Alzheimer’s Disease is a public health crisis in the United States, and according to the Alzheimer’s Association, more than 6 million Americans over the age of 65 are currently living with Alzheimer’s Disease. What’s worse is that this number is expected to climb to over 13 million Americans by the year 2050. And while other major diseases such as heart disease have seen deaths decrease by as much as 7.3 percent between the years 2000 and 2019, deaths due to Alzheimer’s have actually increased 145 percent. This included a 16 percent increase during the heart of the COVID pandemic.
While there is no cure for Alzheimer’s, there are things we can all do to lower our risk, and one of these is something we should be doing anyway: managing our oral health.
Is there a connection between poor oral health and Alzheimer’s Disease?
Scientists and medical professionals have been seeing a connection between oral health and overall health for several years, but it wasn’t until somewhat recently that they started to see the connection between poor oral health habits, gum disease, and an increased risk of Alzheimer’s Disease. In a study published in April 2021, researchers started seeing this.
“To our knowledge, this is the first study showing an association between the imbalanced bacterial community found under the gumline and a CSF biomarker of Alzheimer’s disease in cognitively normal older adults,” said Angela Kamer, DDS, PhD, associate professor of periodontology and implant dentistry at NYU College of Dentistry and the study’s lead author. “The mouth is home to both harmful bacteria that promote inflammation and healthy, protective bacteria. We found that having evidence for brain amyloid was associated with increased harmful and decreased beneficial bacteria.”
Can maintaining good oral health habits reduce the risk of contracting Alzheimer’s Disease?
Based on the results the authors of this study saw, it is believed that people who have healthier mouths and gums, and thus healthier bacteria in their gumlines, will not only have a lower risk of Alzheimer’s Disease but their healthy gums may also act as a protectant against Alzheimer’s.
The results showed that individuals with an imbalance in bacteria, featuring a ratio favoring harmful versus healthy bacteria, were more likely to have the Alzheimer’s signature of reduced CSF amyloid levels. The researchers hypothesize that because high levels of healthy bacteria help maintain bacterial balance and decrease inflammation, they may be protective against Alzheimer’s. Given these results and hypotheses, it’s a pretty safe assumption that people who have better oral health habits, such as regular brushing and flossing and visiting the dentist regularly, will presumably have a lower risk of Alzheimer’s disease.
This is just another item in a long line of reasons to maintain good oral health practices well into your older years.
Older adults with Alzheimer’s Disease experience higher rates of oral health issues
It’s also important to remember that those older adults who have memory-loss-related diseases such as Alzheimer’s Disease and dementia are at a higher risk of oral health related issues such as tooth loss, cavities, and periodontal disease. Reduced cognition and dexterity can complicate matters when it comes to brushing and flossing. Those with Alzheimer’s Disease also experience lower amounts of saliva being produced, which is our body’s natural way of keeping bacteria at bay and our mouths free of food debris. This is also where problems can begin to snowball for those with cognitive disorders.

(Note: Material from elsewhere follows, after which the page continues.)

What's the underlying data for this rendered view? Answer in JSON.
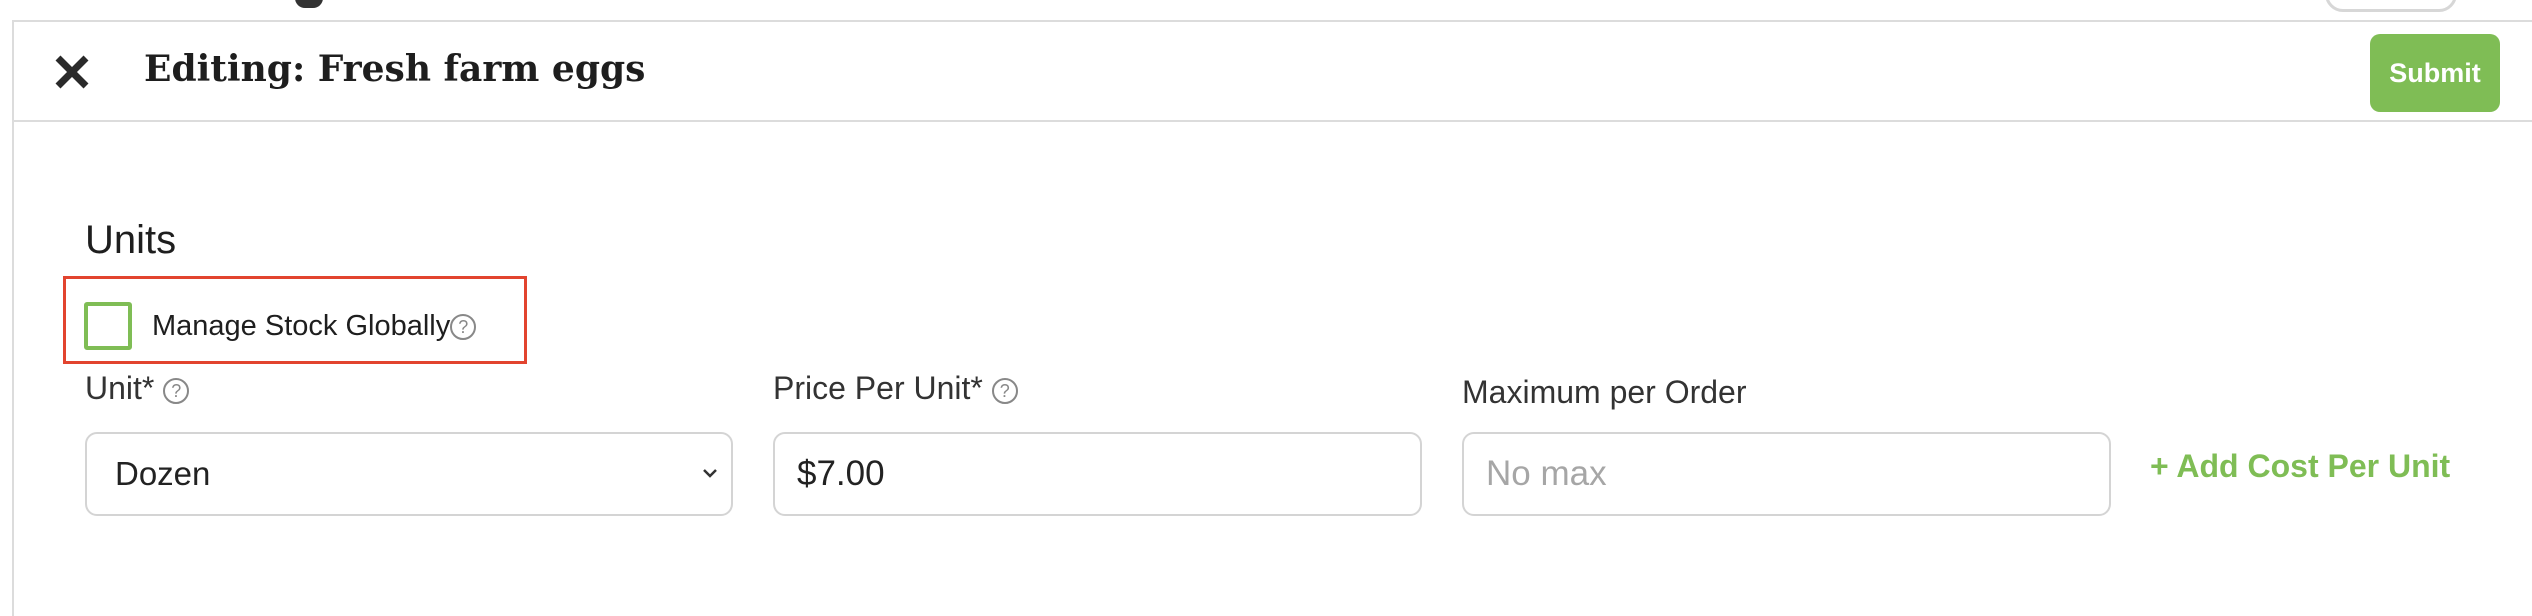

Oral health problems coupled with things such as low saliva production can lead to complications including aspiration pneumonia, which can be deadly if not treated. If you have a family member or loved one who is in cognitive decline or has a disease such as dementia or Alzheimer’s, it’s so important to help and support them with their oral health routine on a daily basis.
The connection between poor oral health and Alzheimer’s Disease, and conversely, between Alzheimer’s and poor oral health, is very evident. And while brushing, flossing, and visiting the dentist regularly won’t cure or totally prevent these cognitive diseases from happening, they can significantly reduce the risk as we age.
We are learning more every day about the strong connection between oral health and overall health, and the positive and negative effects it can have on our mouths, bodies, and minds. Keep brushing, flossing, and visiting your dentist so you can stay as healthy as possible.